Ainsi la science positive a conquis peu à peu dans l’humanité une autorité fondée, non sur le raisonnement abstrait, mais sur la conformité nécessaire de ses résultats avec la nature même des choses. L’enfant se plaît dans le rêve, et il en est de même des peuples qui commencent ; mais rien ne sert de rêver, si ce n’est à se faire illusion à soi-même. Aussi tout homme préparé par une éducation suffisante accepte-t-il d’abord les résultats de la science positive comme la seule mesure de la certitude. Ces résultats sont aujourd’hui devenus si nombreux, que, dans l’ordre des connaissances positives, l’homme le plus ordinaire, pourvu d’une instruction moyenne, a une science infiniment plus étendue et plus profonde que les plus grands hommes de l’antiquité et du moyen âge.
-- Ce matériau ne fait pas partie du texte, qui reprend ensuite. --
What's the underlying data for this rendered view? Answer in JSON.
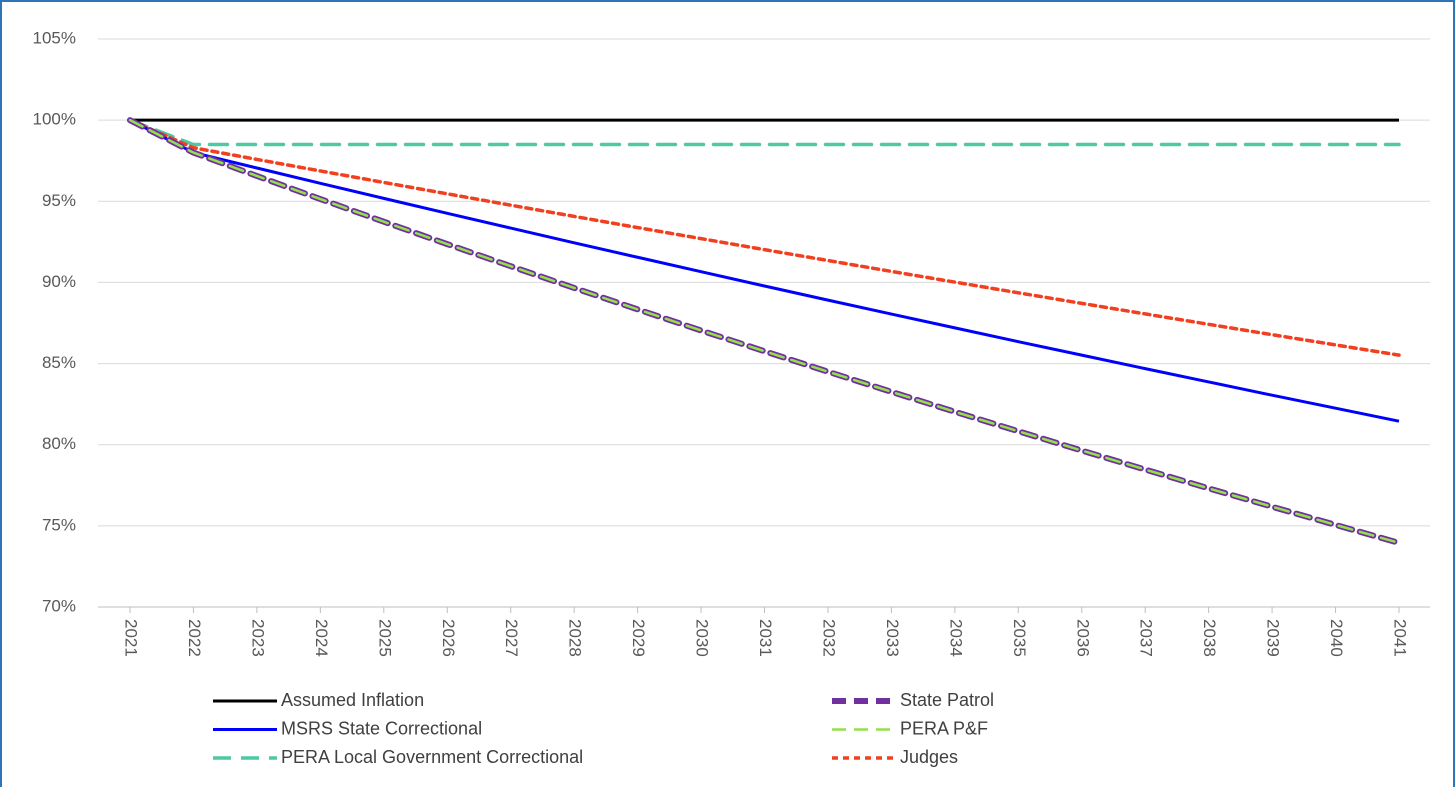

Les anciennes opinions, nées trop souvent de l’ignorance et de la fantaisie, disparaissent peu à peu pour faire place à des convictions nouvelles, fondées sur l’observation de la nature, j’entends de la nature morale aussi bien que de la nature physique. Les premières opinions avaient sans cesse varié, parce qu’elles étaient arbitraires ; les nouvelles subsisteront, parce que la réalité en devient de plus en plus manifeste, à mesure qu’elles trouvent leur application dans la société humaine, depuis l’ordre matériel et industriel jusqu’à l’ordre moral et intellectuel le plus élevé. La puissance qu’elles donnent à l’homme sur le monde et sur l’homme lui-même est leur plus solide garantie. Quiconque a goûté de ce fruit ne saurait plus s’en détacher. Tous les esprits réfléchis sont ainsi gagnés sans retour, à mesure que s’efface la trace des vieux préjugés, et il se constitue dans les régions les plus hautes de l’humanité tout un ensemble de convictions qui ne seront plus jamais renversées.